For the current project, the research team will be looking at several factors relating to cancer patients and survivors. One is how listening to favorite types of music or playing an instrument (even for beginners) can “settle down” the effects of chemo brain: memory lapses, inability to concentrate, motor skill problems, and other issues associated with chemotherapy. They will also examine how music and attitudes of mindfulness can reduce distress and symptoms associated with cancer treatments, such as fatigue.

Participants in the program, equipped with computer tablets, will meet in person and/or online, work with therapists, and report their progress.

“The overall project will begin with focus groups to refine the intervention content, then we will obtain feedback and move on to the full pilot study with randomized patients,” said Dr. Penedo, who is also a professor in the Department of Medicine and in the College of Arts and Sciences’ Department of Psychology.
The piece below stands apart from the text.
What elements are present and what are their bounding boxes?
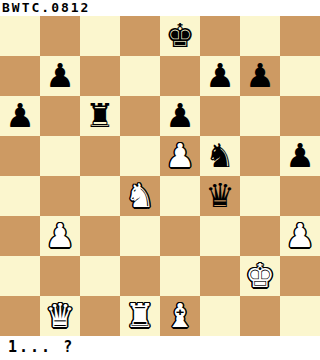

“A cancer diagnosis and treatment can be very distressing for some patients, and music can be an effective tool to reduce the emotional and physiological impact of stress,” Dr. Penedo said. “Music therapy and stress reduction techniques have the potential to enhance the immune system and reduce the symptom burden that can be common as a result of treatment—pain, fatigue, and cognitive impairment.

“The NIH [National Institutes of Health] is interested in music therapy, which has a record of showing improvements in patients,” he said. “We are trying to identify specific music therapy techniques and link them to specific outcomes.”

The five-year grant, which began in October of this year, is funded by the National Cancer Institute, with support from the National Center for Complementary and Integrated Health, the National Institute for Mental Health, and the National Institute on Aging, all federal agencies.